Die Sonne bahnte sich gerade den Weg nach oben, durch die Wolken, als der Wecker klingelte. Ich stieg langsam aus meinem Bett. Mir fiel es schwer meine Augen offen zu halten, weil es erst fünf Uhr morgens war. Ich hatte schon wieder diesen merkwürdigen Traum von dem Mädchen. Sie hatte lange braune Haare und die gleichen strahlenden Augen. Sie waren etwas grüner als meine, aber genauso intensiv. In meinem Traum waren sie in dem Wald auf der Lichtung. Ich konnte nicht erkennen mit wem sie sprach und wer die Person war, allerdings schien das fremde Mädchen keine Angst zu haben. Wobei es den Anschein machte, das sie zum ersten Mal in dem Wald war. Mit diesem Traum, hatte ich nun sechsmal von ihr geträumt. In keinem der vorherigen Träumen, konnte ich ihre Stimme hören. Bis jetzt.

Sie klang so weich, zerbrechlich und liebevoll. Wie gerne, wäre ich in dem Traum länger geblieben, nur um weiter ihrer Stimme zuzuhören. In meinem ersten Traum von ihr, war sie offensichtlich in der Schule. Sie war allein. Keiner war in ihrer Nähe, obwohl der Flur überfüllt war mit Menschen. Ich konnte in ihren Augen erkennen, wie schmerzlich dieses für sie war. Wie es ihr zusetzte, das Sie ausgeschlossen wurde und offenbar nicht wusste, warum. Ich konnte es auch erst nach dem letzten Traum realisieren, wieso. Aber nach heute Nacht fiel es mir wie Schuppen von den Augen. Sie war wie ich.
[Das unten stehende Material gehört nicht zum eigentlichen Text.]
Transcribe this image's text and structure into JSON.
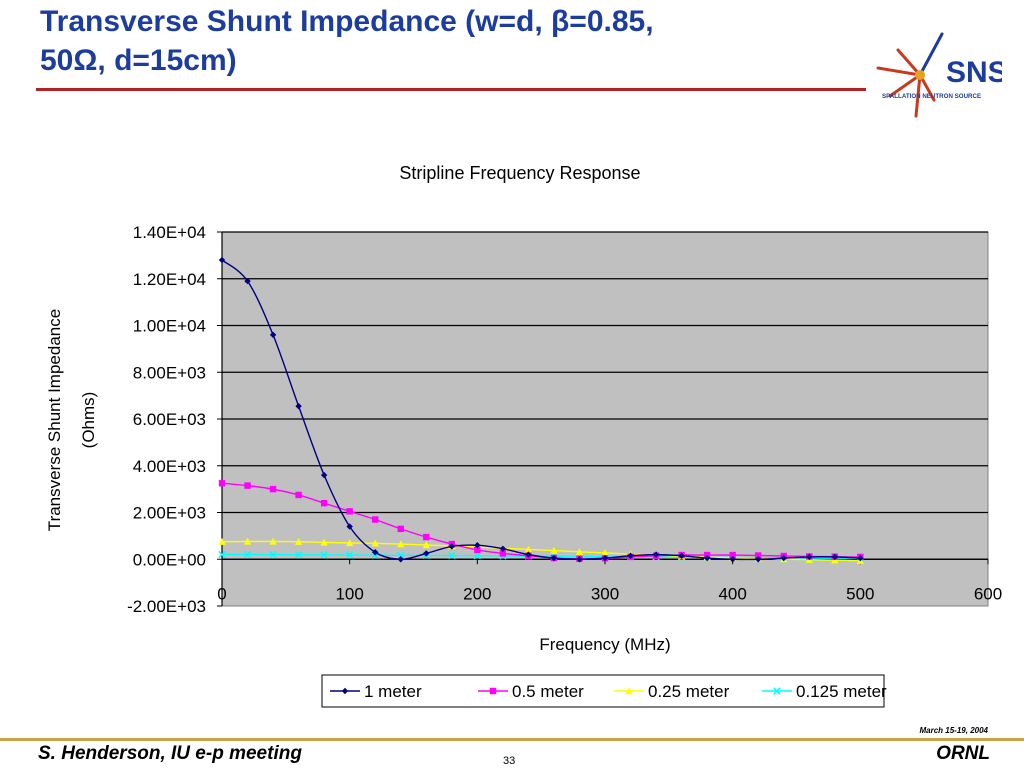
{
  "slide": {
    "title_line1": "Transverse Shunt Impedance (w=d, β=0.85,",
    "title_line2": "50Ω, d=15cm)",
    "logo_text": "SNS",
    "logo_subtext": "SPALLATION NEUTRON SOURCE",
    "footer_left": "S. Henderson, IU e-p meeting",
    "footer_right": "ORNL",
    "footer_date": "March 15-19, 2004",
    "page_number": "33"
  },
  "colors": {
    "title": "#1c3d9e",
    "plot_bg": "#c0c0c0",
    "series": [
      "#000080",
      "#ff00ff",
      "#ffff00",
      "#00ffff"
    ]
  },
  "chart_data": {
    "type": "line",
    "title": "Stripline Frequency Response",
    "xlabel": "Frequency (MHz)",
    "ylabel_line1": "Transverse Shunt Impedance",
    "ylabel_line2": "(Ohms)",
    "xlim": [
      0,
      600
    ],
    "ylim": [
      -2000,
      14000
    ],
    "x_ticks": [
      0,
      100,
      200,
      300,
      400,
      500,
      600
    ],
    "x_tick_labels": [
      "0",
      "100",
      "200",
      "300",
      "400",
      "500",
      "600"
    ],
    "y_ticks": [
      -2000,
      0,
      2000,
      4000,
      6000,
      8000,
      10000,
      12000,
      14000
    ],
    "y_tick_labels": [
      "-2.00E+03",
      "0.00E+00",
      "2.00E+03",
      "4.00E+03",
      "6.00E+03",
      "8.00E+03",
      "1.00E+04",
      "1.20E+04",
      "1.40E+04"
    ],
    "grid": "horizontal",
    "legend_position": "bottom",
    "x": [
      0,
      20,
      40,
      60,
      80,
      100,
      120,
      140,
      160,
      180,
      200,
      220,
      240,
      260,
      280,
      300,
      320,
      340,
      360,
      380,
      400,
      420,
      440,
      460,
      480,
      500
    ],
    "series": [
      {
        "name": "1 meter",
        "marker": "diamond",
        "values": [
          12800,
          11900,
          9600,
          6550,
          3600,
          1400,
          300,
          0,
          250,
          550,
          600,
          450,
          200,
          50,
          0,
          50,
          150,
          200,
          150,
          50,
          0,
          0,
          50,
          100,
          100,
          50
        ]
      },
      {
        "name": "0.5 meter",
        "marker": "square",
        "values": [
          3250,
          3150,
          3000,
          2750,
          2400,
          2050,
          1700,
          1300,
          950,
          650,
          400,
          250,
          150,
          50,
          20,
          40,
          100,
          150,
          180,
          180,
          180,
          160,
          140,
          120,
          110,
          100
        ]
      },
      {
        "name": "0.25 meter",
        "marker": "triangle",
        "values": [
          750,
          760,
          760,
          750,
          720,
          700,
          680,
          650,
          610,
          570,
          520,
          470,
          420,
          370,
          320,
          270,
          220,
          170,
          130,
          90,
          60,
          30,
          10,
          -20,
          -40,
          -60
        ]
      },
      {
        "name": "0.125 meter",
        "marker": "x",
        "values": [
          200,
          200,
          195,
          190,
          185,
          180,
          175,
          170,
          165,
          158,
          152,
          145,
          138,
          130,
          122,
          115,
          108,
          100,
          92,
          84,
          76,
          68,
          60,
          52,
          46,
          40
        ]
      }
    ]
  }
}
Das war auch der Grund warum ich jetzt gerade dabei bin mir einen Kaffee zu machen. Ich konnte, nach der Erkenntnis kein Auge mehr zu kriegen, lag drei Stunden wach im Bett. Jetzt spüre ich die Konsequenzen. Meine Augen ginge nicht mehr auf, aber von Schlaf kann auch keine Rede mehr sein. Mit meinem Kaffee in der Hand stieg ich die Treppe zu meiner Dachterrasse hinauf. Ich hatte einen Blick über Port Candling, wobei viel zu sehen gab es nicht, da ich weit außerhalb der Stadt lebte. Hier fühlte ich mich wohl und bin nicht jeden Tag den Trubel der Leute ausgesetzt. Hier konnte ich mich zurückziehen. Seit meinem sechszehnten Geburtstag lebte ich hier. Alleine ohne eine Familie. Meine Mutter starb bei meiner Geburt, während ich meinen Vater nie kennengelernt habe. Wobei dieses mich nicht verwunderte. Es war einfach unüblich in meiner Art von Familie, einen Elternteil kennenzulernen.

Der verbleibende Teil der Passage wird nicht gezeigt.